Another reason I don't find a perfect God to be a satisfactory explanation - benevolence aside - is that *a perfect being shouldn't be able to create something arbitrary*, like the rules of physics and the universe's initial state. Why are they one way and not another? How could a being made only of perfection choose something unless it was the best, and how *is* it best?
But for many years, I didn't have a better answer. It seemed impossible to say the universe didn't have a cause, because, well, what could its initial state have been? The initial state of the universe, which didn't need any creator or any cause? To get such special privileges, I thought this state had to *make sense* somehow. There had to be nothing *arbitrary* about it. But aside from states which obviously weren't the one (a world where nothing exists; a world where all souls were stuck in the same experience loop with no agency), I couldn't conceive of a non-arbitrary state. So I had pretty much resigned to the conclusion that the universe started out in a random state because there was no such thing as a non-random one.
Then something clicked.
Every possible starting state exists.
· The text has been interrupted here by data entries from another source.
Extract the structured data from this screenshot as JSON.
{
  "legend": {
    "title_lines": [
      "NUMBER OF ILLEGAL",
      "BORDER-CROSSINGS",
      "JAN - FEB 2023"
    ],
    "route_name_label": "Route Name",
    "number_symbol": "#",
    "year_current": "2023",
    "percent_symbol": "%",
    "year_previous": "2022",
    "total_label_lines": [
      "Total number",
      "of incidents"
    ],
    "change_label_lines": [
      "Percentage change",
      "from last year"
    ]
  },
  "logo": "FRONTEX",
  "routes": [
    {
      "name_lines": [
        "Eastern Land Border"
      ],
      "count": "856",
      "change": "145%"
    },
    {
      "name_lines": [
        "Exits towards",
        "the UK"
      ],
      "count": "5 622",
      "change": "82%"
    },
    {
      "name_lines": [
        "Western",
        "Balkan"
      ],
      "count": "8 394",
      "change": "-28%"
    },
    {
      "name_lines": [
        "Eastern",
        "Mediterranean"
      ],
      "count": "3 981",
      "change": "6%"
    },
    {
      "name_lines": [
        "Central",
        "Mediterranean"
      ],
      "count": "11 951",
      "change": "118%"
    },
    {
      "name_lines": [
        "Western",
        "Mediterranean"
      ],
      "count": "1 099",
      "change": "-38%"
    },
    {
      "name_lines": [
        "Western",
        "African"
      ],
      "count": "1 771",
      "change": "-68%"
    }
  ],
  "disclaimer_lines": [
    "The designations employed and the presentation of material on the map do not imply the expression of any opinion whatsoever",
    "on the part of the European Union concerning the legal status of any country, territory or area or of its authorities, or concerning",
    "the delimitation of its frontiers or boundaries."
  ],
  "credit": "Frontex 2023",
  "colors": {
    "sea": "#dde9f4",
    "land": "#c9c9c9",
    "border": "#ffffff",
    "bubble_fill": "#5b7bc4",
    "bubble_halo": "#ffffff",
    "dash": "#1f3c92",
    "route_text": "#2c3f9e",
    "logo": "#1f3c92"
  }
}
There are an infinite number of universes unreachable to each other. Everything is real. Nothing is arbitrary.
In practical terms, the world remains arbitrary since we can't access the others, but at long last, it makes sense to me how our world *can* be arbitrary.
I'm kind of embarrassed that it too me so long to come to believe this because I actually heard the Cosmic Slot Machine idea expressed way back when I was Catholic. I guess back then I was still clinging to God, and since the atheist expressing it didn't articulate to me why God couldn't work as an explanation, I forgot about it until I thought of it again years later.